The government released some interesting data earlier this month in an answer to a question raised in the Lok Sabha. As per data from the Reserve Bank of India (RBI), the total bad loans from the “industry-large” category of loans, as of December 31, 2017, stood at Rs 5,27,876 crore. This was for scheduled commercial banks as a whole. The RBI defines a large borrower as a borrower with whom the bank has an exposure of Rs 5 crore or more.

Such borrowers are essentially responsible for a bulk of the bad loans of the banks in India. They are responsible for around 59% of the bad loans (Rs 5,27,876 crore expressed as a percentage of Rs 9,00,000 crore) of scheduled commercial banks. Bank loans to large industrial borrowers formed 59% of the bad loans, even though the total lending by banks to such borrowers formed only around 30 per cent of the total loans given by banks.

Public sector banks accounted for Rs 4,64,253 crore or 88% of bad loans in this.
In fact, the much criticised public sector banks do a pretty decent job of lending to the retail sector. Take a look at Table 1, which basically compares proportion of retail loans which turn bad with proportion of loans to corporates which turn bad, for a few public sector banks.
Table 1:

Name of the bank Retail bad loans
( in %)
Corporate bad loans
(in %)
State Bank of India 1.3 21.9
Bank of India 2.6 27.6
Syndicate Bank 4 16
Bank of Baroda 3.4 16
IDBI Bank 1.4 39.4
Central Bank of India 4.6 23.5
Bank of Maharashtra 4.4 15.3
Andhra Bank 1.8 29.1
Source: Investor/Analyst presentations of banks.    

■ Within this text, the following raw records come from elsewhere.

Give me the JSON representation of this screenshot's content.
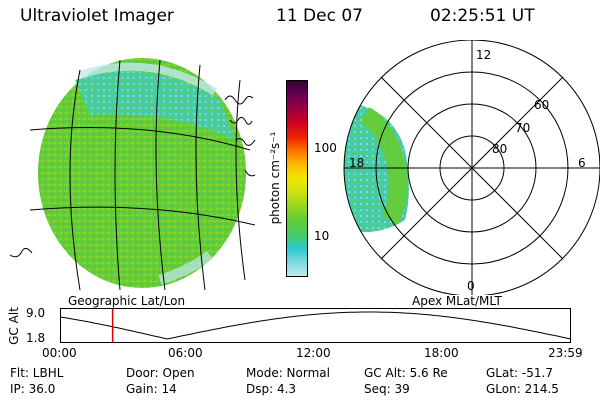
{
  "header": {
    "instrument": "Ultraviolet Imager",
    "date": "11 Dec 07",
    "time": "02:25:51 UT"
  },
  "left_panel": {
    "caption": "Geographic Lat/Lon"
  },
  "right_panel": {
    "caption": "Apex MLat/MLT",
    "mlt_labels": [
      "12",
      "6",
      "0",
      "18"
    ],
    "mlat_labels": [
      "60",
      "70",
      "80"
    ]
  },
  "colorbar": {
    "unit_label": "photon cm⁻²s⁻¹",
    "ticks": [
      "100",
      "10"
    ],
    "colors": [
      "#c0e8ee",
      "#7fd8e0",
      "#2ec8d2",
      "#44cc66",
      "#66cc33",
      "#99d820",
      "#cce010",
      "#f0e800",
      "#ffbb00",
      "#ff7700",
      "#ee2200",
      "#cc0022",
      "#990044",
      "#660055",
      "#330033"
    ]
  },
  "timeline": {
    "axis_label": "GC Alt",
    "y_ticks": [
      "9.0",
      "1.8"
    ],
    "x_ticks": [
      "00:00",
      "06:00",
      "12:00",
      "18:00",
      "23:59"
    ],
    "current_time_hours": 2.43
  },
  "info": {
    "filter": "Flt: LBHL",
    "ip": "IP: 36.0",
    "door": "Door: Open",
    "gain": "Gain: 14",
    "mode": "Mode: Normal",
    "dsp": "Dsp:     4.3",
    "gc_alt": "GC Alt: 5.6 Re",
    "seq": "Seq: 39",
    "glat": "GLat: -51.7",
    "glon": "GLon: 214.5"
  },
  "colors": {
    "aurora_green": "#66cc33",
    "aurora_cyan": "#44ccbb",
    "edge_light": "#bfe8ef",
    "cursor_red": "#dd0000"
  }
}
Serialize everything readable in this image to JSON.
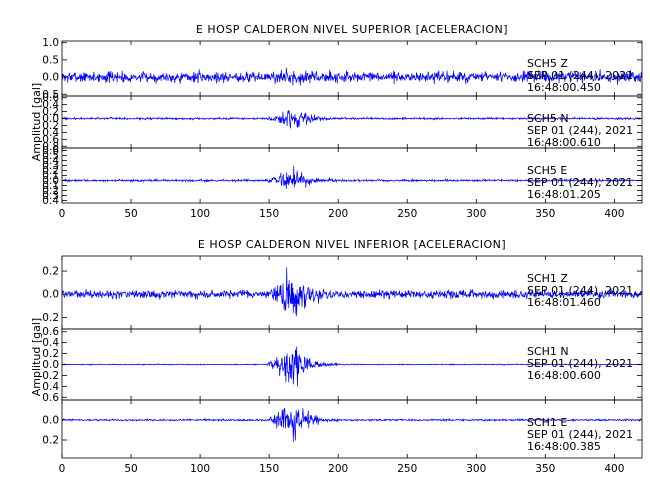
{
  "chart_data": [
    {
      "type": "line",
      "title": "E HOSP CALDERON NIVEL SUPERIOR [ACELERACION]",
      "ylabel": "Amplitud [gal]",
      "xlim": [
        0,
        420
      ],
      "xticks": [
        0,
        50,
        100,
        150,
        200,
        250,
        300,
        350,
        400
      ],
      "series_color": "#0000ff",
      "channels": [
        {
          "name": "SCH5 Z",
          "annotation": [
            "SCH5   Z",
            "SEP 01 (244), 2021",
            "16:48:00.450"
          ],
          "ylim": [
            -0.55,
            1.05
          ],
          "yticks": [
            -0.5,
            0.0,
            0.5,
            1.0
          ],
          "ytick_labels": [
            "0.5",
            "0.0",
            "0.5",
            "1.0"
          ],
          "noise": 0.22,
          "burst": 0.12
        },
        {
          "name": "SCH5 N",
          "annotation": [
            "SCH5   N",
            "SEP 01 (244), 2021",
            "16:48:00.610"
          ],
          "ylim": [
            -0.85,
            0.65
          ],
          "yticks": [
            -0.8,
            -0.6,
            -0.4,
            -0.2,
            0.0,
            0.2,
            0.4,
            0.6
          ],
          "ytick_labels": [
            "0.8",
            "0.6",
            "0.4",
            "0.2",
            "0.0",
            "0.2",
            "0.4",
            "0.6"
          ],
          "noise": 0.04,
          "burst": 0.45
        },
        {
          "name": "SCH5 E",
          "annotation": [
            "SCH5   E",
            "SEP 01 (244), 2021",
            "16:48:01.205"
          ],
          "ylim": [
            -0.45,
            0.65
          ],
          "yticks": [
            -0.4,
            -0.3,
            -0.2,
            -0.1,
            0.0,
            0.1,
            0.2,
            0.3,
            0.4,
            0.5,
            0.6
          ],
          "ytick_labels": [
            "0.4",
            "0.3",
            "0.2",
            "0.1",
            "0.0",
            "0.1",
            "0.2",
            "0.3",
            "0.4",
            "0.5",
            "0.6"
          ],
          "noise": 0.03,
          "burst": 0.3
        }
      ]
    },
    {
      "type": "line",
      "title": "E HOSP CALDERON NIVEL INFERIOR [ACELERACION]",
      "ylabel": "Amplitud [gal]",
      "xlim": [
        0,
        420
      ],
      "xticks": [
        0,
        50,
        100,
        150,
        200,
        250,
        300,
        350,
        400
      ],
      "series_color": "#0000ff",
      "channels": [
        {
          "name": "SCH1 Z",
          "annotation": [
            "SCH1   Z",
            "SEP 01 (244), 2021",
            "16:48:01.460"
          ],
          "ylim": [
            -0.3,
            0.33
          ],
          "yticks": [
            -0.2,
            0.0,
            0.2
          ],
          "ytick_labels": [
            "0.2",
            "0.0",
            "0.2"
          ],
          "noise": 0.05,
          "burst": 0.22
        },
        {
          "name": "SCH1 N",
          "annotation": [
            "SCH1   N",
            "SEP 01 (244), 2021",
            "16:48:00.600"
          ],
          "ylim": [
            -0.65,
            0.65
          ],
          "yticks": [
            -0.6,
            -0.4,
            -0.2,
            0.0,
            0.2,
            0.4,
            0.6
          ],
          "ytick_labels": [
            "0.6",
            "0.4",
            "0.2",
            "0.0",
            "0.2",
            "0.4",
            "0.6"
          ],
          "noise": 0.012,
          "burst": 0.55
        },
        {
          "name": "SCH1 E",
          "annotation": [
            "SCH1   E",
            "SEP 01 (244), 2021",
            "16:48:00.385"
          ],
          "ylim": [
            -0.38,
            0.2
          ],
          "yticks": [
            -0.2,
            0.0
          ],
          "ytick_labels": [
            "0.2",
            "0.0"
          ],
          "noise": 0.012,
          "burst": 0.3
        }
      ]
    }
  ]
}
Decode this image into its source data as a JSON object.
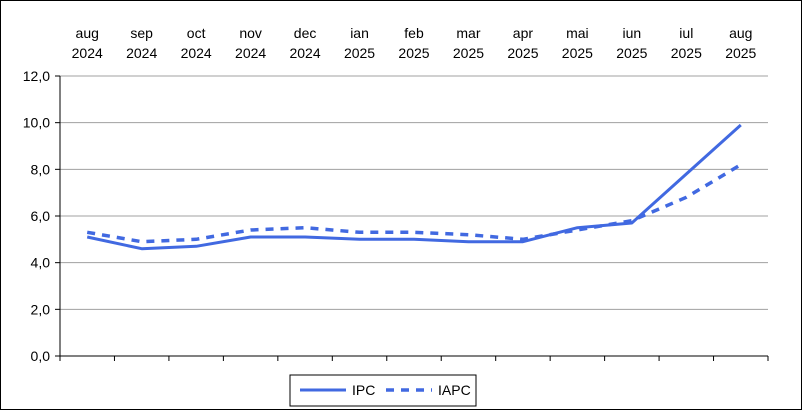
{
  "chart_data": {
    "type": "line",
    "categories": [
      [
        "aug",
        "2024"
      ],
      [
        "sep",
        "2024"
      ],
      [
        "oct",
        "2024"
      ],
      [
        "nov",
        "2024"
      ],
      [
        "dec",
        "2024"
      ],
      [
        "ian",
        "2025"
      ],
      [
        "feb",
        "2025"
      ],
      [
        "mar",
        "2025"
      ],
      [
        "apr",
        "2025"
      ],
      [
        "mai",
        "2025"
      ],
      [
        "iun",
        "2025"
      ],
      [
        "iul",
        "2025"
      ],
      [
        "aug",
        "2025"
      ]
    ],
    "y_ticks": [
      "0,0",
      "2,0",
      "4,0",
      "6,0",
      "8,0",
      "10,0",
      "12,0"
    ],
    "ylim": [
      0,
      12
    ],
    "grid": true,
    "legend_position": "bottom-center",
    "series": [
      {
        "name": "IPC",
        "style": "solid",
        "color": "#4169E1",
        "values": [
          5.1,
          4.6,
          4.7,
          5.1,
          5.1,
          5.0,
          5.0,
          4.9,
          4.9,
          5.5,
          5.7,
          7.8,
          9.9
        ]
      },
      {
        "name": "IAPC",
        "style": "dashed",
        "color": "#4169E1",
        "values": [
          5.3,
          4.9,
          5.0,
          5.4,
          5.5,
          5.3,
          5.3,
          5.2,
          5.0,
          5.4,
          5.8,
          6.8,
          8.2
        ]
      }
    ]
  }
}
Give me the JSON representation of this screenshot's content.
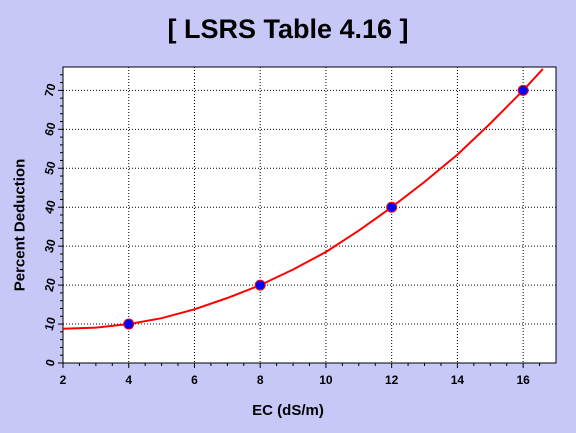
{
  "chart_data": {
    "type": "scatter",
    "title": "[ LSRS Table 4.16 ]",
    "xlabel": "EC (dS/m)",
    "ylabel": "Percent Deduction",
    "xlim": [
      2,
      17
    ],
    "ylim": [
      0,
      76
    ],
    "xticks": [
      2,
      4,
      6,
      8,
      10,
      12,
      14,
      16
    ],
    "yticks": [
      0,
      10,
      20,
      30,
      40,
      50,
      60,
      70
    ],
    "grid": true,
    "background_color": "#c8c8f8",
    "plot_background_color": "#ffffff",
    "curve_color": "#ff0000",
    "point_color": "#0000ff",
    "series": [
      {
        "type": "scatter",
        "x": [
          4,
          8,
          12,
          16
        ],
        "y": [
          10,
          20,
          40,
          70
        ]
      },
      {
        "type": "line",
        "x": [
          2,
          3,
          4,
          5,
          6,
          7,
          8,
          9,
          10,
          11,
          12,
          13,
          14,
          15,
          16,
          16.6
        ],
        "y": [
          8.8,
          9.1,
          10,
          11.5,
          13.8,
          16.7,
          20,
          24,
          28.5,
          34,
          40,
          46.5,
          53.5,
          61.5,
          70,
          75.5
        ]
      }
    ]
  }
}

Table 1 clearly shows that corporate bad loans are much higher than retail bad loans. The question is why? The answer perhaps lies in what economists call regulatory capture. As Noble Prize winning French economist Jean Tirole writes in his book Economics for the Common Good: “The state often fails. There are many reasons for these failures. Regulatory capture is one of them. We are well aware of the friendships and mutual support that create complicity between a public body and those who are supposed to be regulating it.”

How does one interpret this in the Indian case? While it would be totally unfair to suggest that the RBI, which regulates banks in India, is pally with corporates, but it would be totally fair to say that Indian politicians are very pally with Indian corporates. This is where the problem for public sector banks in India lies.

While giving out retail loans, the managers running public sector banks, can make right lending decisions, the same cannot be said when they carry out corporate lending, given the political pressure that prevails on many occasions.

In this scenario, it is worth asking whether all the 21 public sector banks in India should actually carry out corporate lending and put public deposits at risk, over and over again? This is a discussion that we should now be having as a nation and the mainstream media is where this discussion should be happening.